Professor Yunus delivered the Seventh Nelson Mandela Annual Lecture.[46]In January 2008, Houston, Texas declared 14 January as "Muhammad Yunus Day".[47]On 15 May 2010, Yunus gave the commencement speech at Rice University for the graduating class of 2010. On 16 May 2010, Yunus gave the commencement speech at Duke University for the graduating class of 2010. During this ceremony, he was also awarded an honorary degree, Doctor of Humane Letters.
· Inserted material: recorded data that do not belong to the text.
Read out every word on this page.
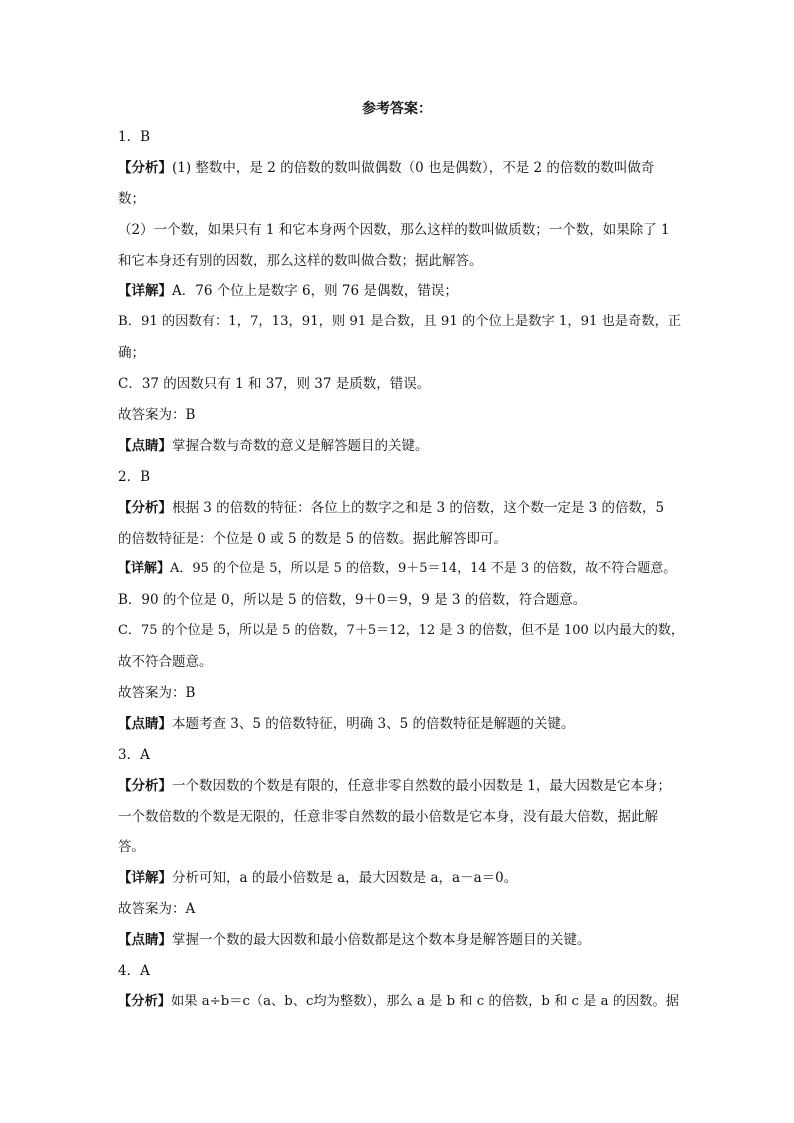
参考答案：
1．B
【分析】(1) 整数中，是 2 的倍数的数叫做偶数（0 也是偶数），不是 2 的倍数的数叫做奇
数；
（2）一个数，如果只有 1 和它本身两个因数，那么这样的数叫做质数；一个数，如果除了 1
和它本身还有别的因数，那么这样的数叫做合数；据此解答。
【详解】A．76 个位上是数字 6，则 76 是偶数，错误；
B．91 的因数有：1，7，13，91，则 91 是合数，且 91 的个位上是数字 1，91 也是奇数，正
确；
C．37 的因数只有 1 和 37，则 37 是质数，错误。
故答案为：B
【点睛】掌握合数与奇数的意义是解答题目的关键。
2．B
【分析】根据 3 的倍数的特征：各位上的数字之和是 3 的倍数，这个数一定是 3 的倍数，5
的倍数特征是：个位是 0 或 5 的数是 5 的倍数。据此解答即可。
【详解】A．95 的个位是 5，所以是 5 的倍数，9＋5＝14，14 不是 3 的倍数，故不符合题意。
B．90 的个位是 0，所以是 5 的倍数，9＋0＝9，9 是 3 的倍数，符合题意。
C．75 的个位是 5，所以是 5 的倍数，7＋5＝12，12 是 3 的倍数，但不是 100 以内最大的数，
故不符合题意。
故答案为：B
【点睛】本题考查 3、5 的倍数特征，明确 3、5 的倍数特征是解题的关键。
3．A
【分析】一个数因数的个数是有限的，任意非零自然数的最小因数是 1，最大因数是它本身；
一个数倍数的个数是无限的，任意非零自然数的最小倍数是它本身，没有最大倍数，据此解
答。
【详解】分析可知，a 的最小倍数是 a，最大因数是 a，a－a＝0。
故答案为：A
【点睛】掌握一个数的最大因数和最小倍数都是这个数本身是解答题目的关键。
4．A
【分析】如果 a÷b＝c（a、b、c均为整数），那么 a 是 b 和 c 的倍数，b 和 c 是 a 的因数。据
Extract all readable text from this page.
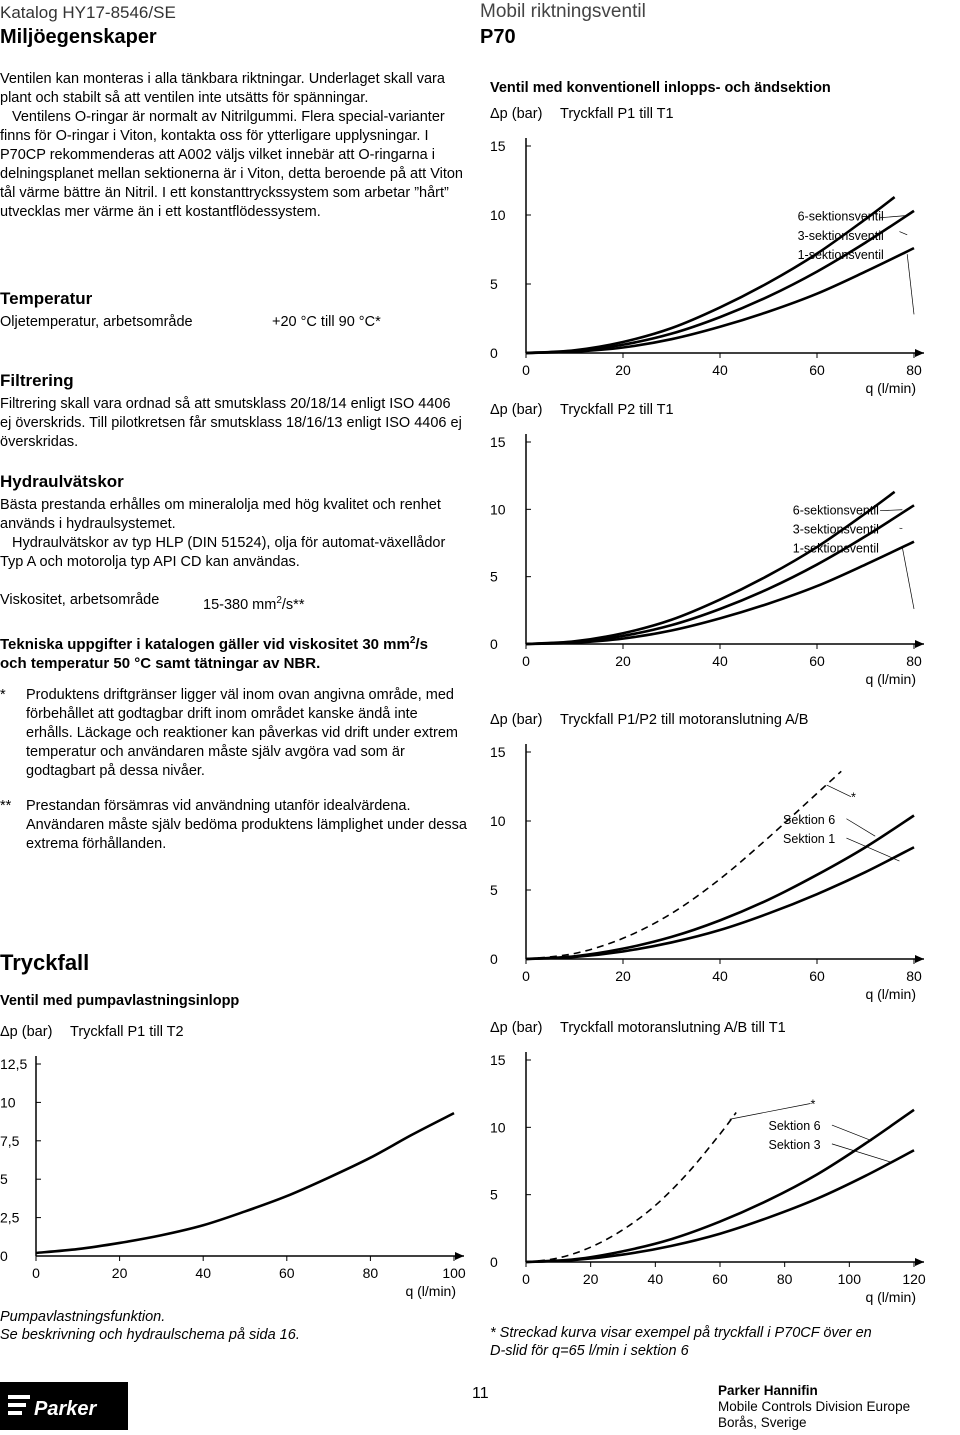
Katalog HY17-8546/SE
Miljöegenskaper
Mobil riktningsventil
P70

Ventilen kan monteras i alla tänkbara riktningar. Underlaget skall vara plant och stabilt så att ventilen inte utsätts för spänningar.

Ventilens O-ringar är normalt av Nitrilgummi. Flera special-varianter finns för O-ringar i Viton, kontakta oss för ytterligare upplysningar. I P70CP rekommenderas att A002 väljs vilket innebär att O-ringarna i delningsplanet mellan sektionerna är i Viton, detta beroende på att Viton tål värme bättre än Nitril. I ett konstanttryckssystem som arbetar ”hårt” utvecklas mer värme än i ett kostantflödessystem.

Temperatur
Oljetemperatur, arbetsområde	+20 °C till 90 °C*
Filtrering
Filtrering skall vara ordnad så att smutsklass 20/18/14 enligt ISO 4406 ej överskrids. Till pilotkretsen får smutsklass 18/16/13 enligt ISO 4406 ej överskridas.
Hydraulvätskor

Bästa prestanda erhålles om mineralolja med hög kvalitet och renhet används i hydraulsystemet.

Hydraulvätskor av typ HLP (DIN 51524), olja för automat-växellådor Typ A och motorolja typ API CD kan användas.

Viskositet, arbetsområde	15-380 $mm^2/s**$
Tekniska uppgifter i katalogen gäller vid viskositet 30 $mm^2/s$
och temperatur 50 °C samt tätningar av NBR.
*	Produktens driftgränser ligger väl inom ovan angivna område, med förbehållet att godtagbar drift inom området kanske ändå inte erhålls. Läckage och reaktioner kan påverkas vid drift under extrem temperatur och användaren måste själv avgöra vad som är godtagbart på dessa nivåer.
**	Prestandan försämras vid användning utanför idealvärdena. Användaren måste själv bedöma produktens lämplighet under dessa extrema förhållanden.
Tryckfall
Ventil med pumpavlastningsinlopp
Δp (bar) Tryckfall P1 till T2
0	20	40	60	80	100
q (l/min)
0
2,5
5
7,5
10
12,5
Pumpavlastningsfunktion.
Se beskrivning och hydraulschema på sida 16.
Ventil med konventionell inlopps- och ändsektion
Δp (bar) Tryckfall P1 till T1
0	20	40	60	80
q (l/min)
0
5
10
15
6-sektionsventil
3-sektionsventil
1-sektionsventil
Δp (bar) Tryckfall P2 till T1
0	20	40	60	80
q (l/min)
0
5
10
15
6-sektionsventil
3-sektionsventil
1-sektionsventil
Δp (bar) Tryckfall P1/P2 till motoranslutning A/B
0	20	40	60	80
q (l/min)
0
5
10
15
*
Sektion 6
Sektion 1
Δp (bar) Tryckfall motoranslutning A/B till T1
0	20	40	60	80	100	120
q (l/min)
0
5
10
15
*
Sektion 6
Sektion 3
* Streckad kurva visar exempel på tryckfall i P70CF över en
D-slid för q=65 l/min i sektion 6
Parker
11	Parker Hannifin
Mobile Controls Division Europe
Borås, Sverige
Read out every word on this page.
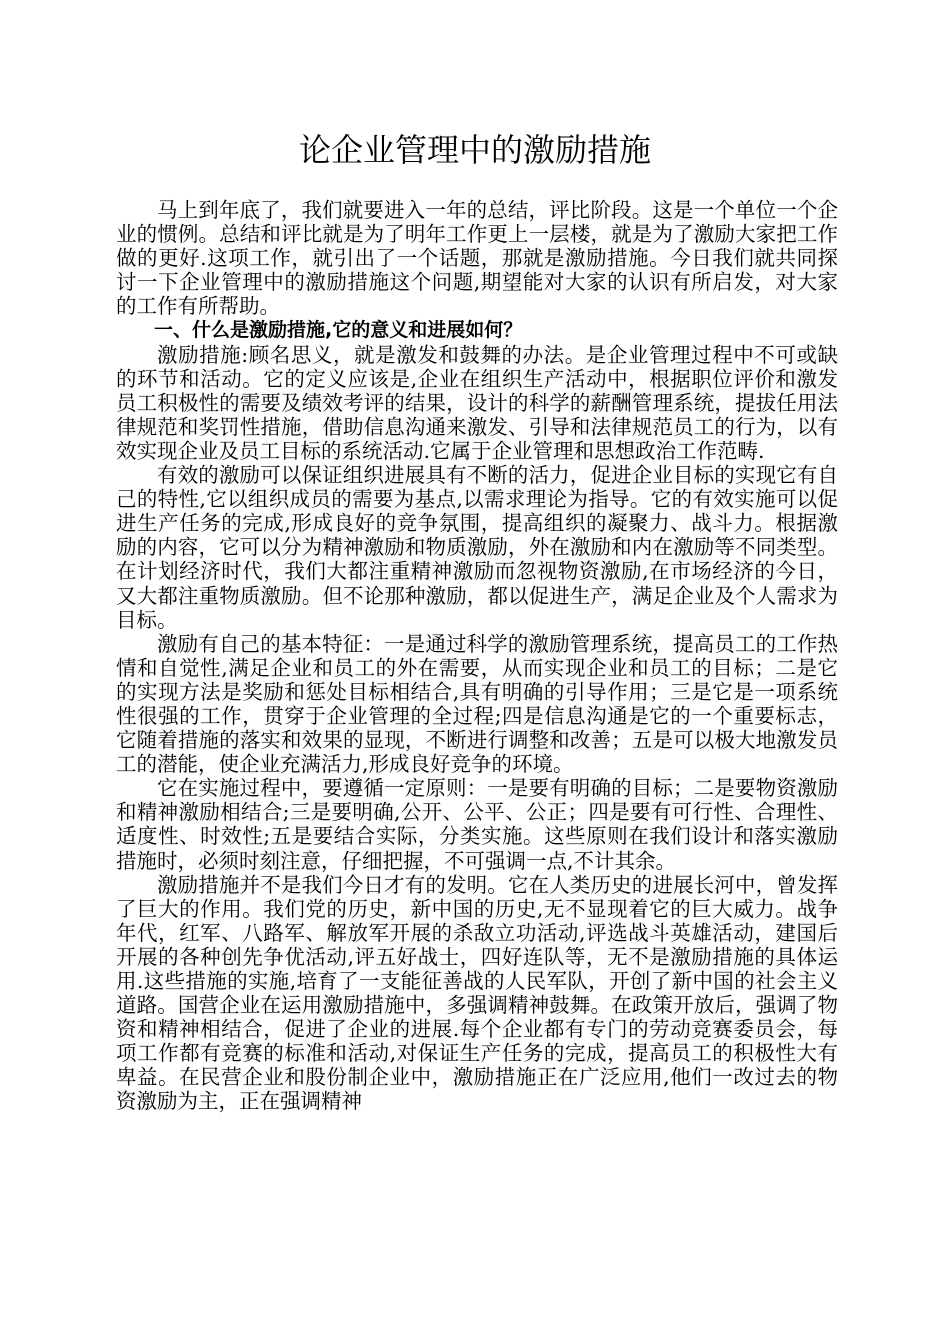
论企业管理中的激励措施

马上到年底了，我们就要进入一年的总结，评比阶段。这是一个单位一个企业的惯例。总结和评比就是为了明年工作更上一层楼，就是为了激励大家把工作做的更好.这项工作，就引出了一个话题，那就是激励措施。今日我们就共同探讨一下企业管理中的激励措施这个问题,期望能对大家的认识有所启发，对大家的工作有所帮助。

一、什么是激励措施,它的意义和进展如何？

激励措施:顾名思义，就是激发和鼓舞的办法。是企业管理过程中不可或缺的环节和活动。它的定义应该是,企业在组织生产活动中，根据职位评价和激发员工积极性的需要及绩效考评的结果，设计的科学的薪酬管理系统，提拔任用法律规范和奖罚性措施，借助信息沟通来激发、引导和法律规范员工的行为，以有效实现企业及员工目标的系统活动.它属于企业管理和思想政治工作范畴.

有效的激励可以保证组织进展具有不断的活力，促进企业目标的实现它有自己的特性,它以组织成员的需要为基点,以需求理论为指导。它的有效实施可以促进生产任务的完成,形成良好的竞争氛围，提高组织的凝聚力、战斗力。根据激励的内容，它可以分为精神激励和物质激励，外在激励和内在激励等不同类型。在计划经济时代，我们大都注重精神激励而忽视物资激励,在市场经济的今日，又大都注重物质激励。但不论那种激励，都以促进生产，满足企业及个人需求为目标。

激励有自己的基本特征：一是通过科学的激励管理系统，提高员工的工作热情和自觉性,满足企业和员工的外在需要，从而实现企业和员工的目标；二是它的实现方法是奖励和惩处目标相结合,具有明确的引导作用；三是它是一项系统性很强的工作，贯穿于企业管理的全过程;四是信息沟通是它的一个重要标志，它随着措施的落实和效果的显现，不断进行调整和改善；五是可以极大地激发员工的潜能，使企业充满活力,形成良好竞争的环境。

它在实施过程中，要遵循一定原则：一是要有明确的目标；二是要物资激励和精神激励相结合;三是要明确,公开、公平、公正；四是要有可行性、合理性、适度性、时效性;五是要结合实际，分类实施。这些原则在我们设计和落实激励措施时，必须时刻注意，仔细把握，不可强调一点,不计其余。

激励措施并不是我们今日才有的发明。它在人类历史的进展长河中，曾发挥了巨大的作用。我们党的历史，新中国的历史,无不显现着它的巨大威力。战争年代，红军、八路军、解放军开展的杀敌立功活动,评选战斗英雄活动，建国后开展的各种创先争优活动,评五好战士，四好连队等，无不是激励措施的具体运用.这些措施的实施,培育了一支能征善战的人民军队，开创了新中国的社会主义道路。国营企业在运用激励措施中，多强调精神鼓舞。在政策开放后，强调了物资和精神相结合，促进了企业的进展.每个企业都有专门的劳动竞赛委员会，每项工作都有竞赛的标准和活动,对保证生产任务的完成，提高员工的积极性大有卑益。在民营企业和股份制企业中，激励措施正在广泛应用,他们一改过去的物资激励为主，正在强调精神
Professor Yunus was invited and gave the Wharton School of Business commencement address on 17 May 2009,[48] the MIT commencement address on 6 June 2008,[49] Adam Smith Lecture at Glasgow University on 1 December 2008[50] and Oxford's Romanes Lecture on 2 December 2008.[51]
 
He received the Dwight D. Eisenhower Medal for Leadership and Service from the Eisenhower Fellowships at a ceremony in Philadelphia on 21 May 2009. He was also voted 2nd in Prospect Magazine's 2008 global poll of the world's top 100 intellectuals.[52]Yunus was named among the most desired thinkers the world should listen to by the FP 100 (world's most influential elite) in the December 2009 issue of Foreign Policy magazine.[53] On 1 March 2010, Yunus was awarded the prestigious Presidential Award from the University of Illinois at Urbana–Champaign. This is the highest honour available from the University.